Marta recorda da série de Achiles chamada “As Damas”. “Os manequins da sua última exposição para mim, em termos de expressão artística, composição e finalização das obras, são incríveis”, destaca. “O uso de uma cabeceira de cama para a construção de um belo mosaico. Tem também uma tela em que o destaque são semáforos, que passou a ser muito significativa para mim”. Para Persivaldo, Achiles era uma mistura de artista da cor e da moda. “Ele aplicava de botões a latinhas, criando verdadeiros bordados, tanto que seu trabalho transitava pelas mais variadas vertentes, e essa mistura e volume se tornou sua marca, e por mais que parecesse excessivo, ao final, tudo se comunicava diante desse universo das linguagens”.

Foto: Acervo do artista
Foto: Acervo do artista
Foto: Acervo do artista
Foto: Acervo do artista
Foto: Acervo do artista

Hoje, o nome de Achiles é impossível de dissociar da arte sustentável alagoana. “Acredito que Escobar inovou em não esconder as coisas descartadas, ao contrário, suas peças traziam o encantamento exatamente pela maneira como ele aplicava os objetos em suas obras”, diz Persivaldo.

“Sua arte sempre foi questionadora, instigante, isso me motivou a querer conhecer melhor esse universo e também comecei a utilizar todo e qualquer material em meu trabalho. Ele mostrou a possibilidade de reutilizar o que seria descartado transformando em arte”, analisa. “Acredito que isso se replicou em nosso meio. Eu bebi dessa fonte partindo para minhas próprias interferências”.

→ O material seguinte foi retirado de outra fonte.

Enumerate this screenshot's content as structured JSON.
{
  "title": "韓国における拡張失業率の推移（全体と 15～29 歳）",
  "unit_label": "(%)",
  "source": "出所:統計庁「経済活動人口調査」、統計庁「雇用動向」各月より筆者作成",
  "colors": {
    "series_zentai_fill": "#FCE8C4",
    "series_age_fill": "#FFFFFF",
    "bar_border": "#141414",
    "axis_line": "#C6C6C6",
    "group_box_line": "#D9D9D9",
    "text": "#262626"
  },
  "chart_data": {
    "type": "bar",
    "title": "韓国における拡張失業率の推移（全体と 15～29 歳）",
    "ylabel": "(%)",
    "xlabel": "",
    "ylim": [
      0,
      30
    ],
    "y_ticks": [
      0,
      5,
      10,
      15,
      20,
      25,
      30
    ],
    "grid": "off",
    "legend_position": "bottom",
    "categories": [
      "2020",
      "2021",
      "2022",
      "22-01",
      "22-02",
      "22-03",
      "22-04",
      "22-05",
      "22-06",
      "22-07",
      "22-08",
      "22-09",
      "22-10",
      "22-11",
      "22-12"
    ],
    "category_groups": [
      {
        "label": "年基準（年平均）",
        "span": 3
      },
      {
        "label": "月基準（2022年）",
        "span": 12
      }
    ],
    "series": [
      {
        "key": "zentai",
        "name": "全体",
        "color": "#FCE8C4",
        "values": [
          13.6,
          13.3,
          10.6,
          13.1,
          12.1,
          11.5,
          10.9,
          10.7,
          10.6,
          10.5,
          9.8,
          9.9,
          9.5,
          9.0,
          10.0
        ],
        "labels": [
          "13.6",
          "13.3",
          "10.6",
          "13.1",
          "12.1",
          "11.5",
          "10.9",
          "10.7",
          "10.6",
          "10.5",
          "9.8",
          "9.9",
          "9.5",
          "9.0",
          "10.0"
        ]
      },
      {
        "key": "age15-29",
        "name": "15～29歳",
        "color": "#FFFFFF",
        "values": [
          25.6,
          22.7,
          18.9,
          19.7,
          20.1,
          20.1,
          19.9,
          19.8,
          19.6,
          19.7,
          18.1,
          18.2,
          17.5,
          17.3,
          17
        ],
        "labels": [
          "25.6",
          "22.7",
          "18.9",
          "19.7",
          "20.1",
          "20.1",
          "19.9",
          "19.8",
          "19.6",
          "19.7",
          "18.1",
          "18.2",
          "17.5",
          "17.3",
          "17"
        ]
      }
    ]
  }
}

Seu impacto é visível na produção contemporânea, nas oficinas que continuam a surgir, na pesquisa sobre cultura popular e na estética de artistas que beberam de sua fonte. “A arte gera preconceito, mas ela permite liberdade. Ela conta a história do nosso povo. Não faz mal , a arte faz muito bem”, afirmava ele. Para Achiles, nada estava condenado ao lixo quando se ainda consegue enxergar vida. “A arte de reciclar sempre vai ter Achiles Escobar como referência em Alagoas. Ele criou esse conceito com personalidade e seu trabalho é inovador, é uma arte viva, colorida e o eterniza nesse universo”, conclui Persivaldo.


Equipe de Reportagem

Texto: Nicollas Serafim

Revisão e edição: Iranei Barreto

Créditos das imagens: Acervo Pessoal do artista, Hugo Taques/ Cortesia, Da internet


*Reportagem viabilizada com recursos da Lei Aldir Blanc e operacionalizada em Alagoas pelo Governo do Estado, por meio da Secretaria de Estado da Cultura e da Economia Criativa (Secult)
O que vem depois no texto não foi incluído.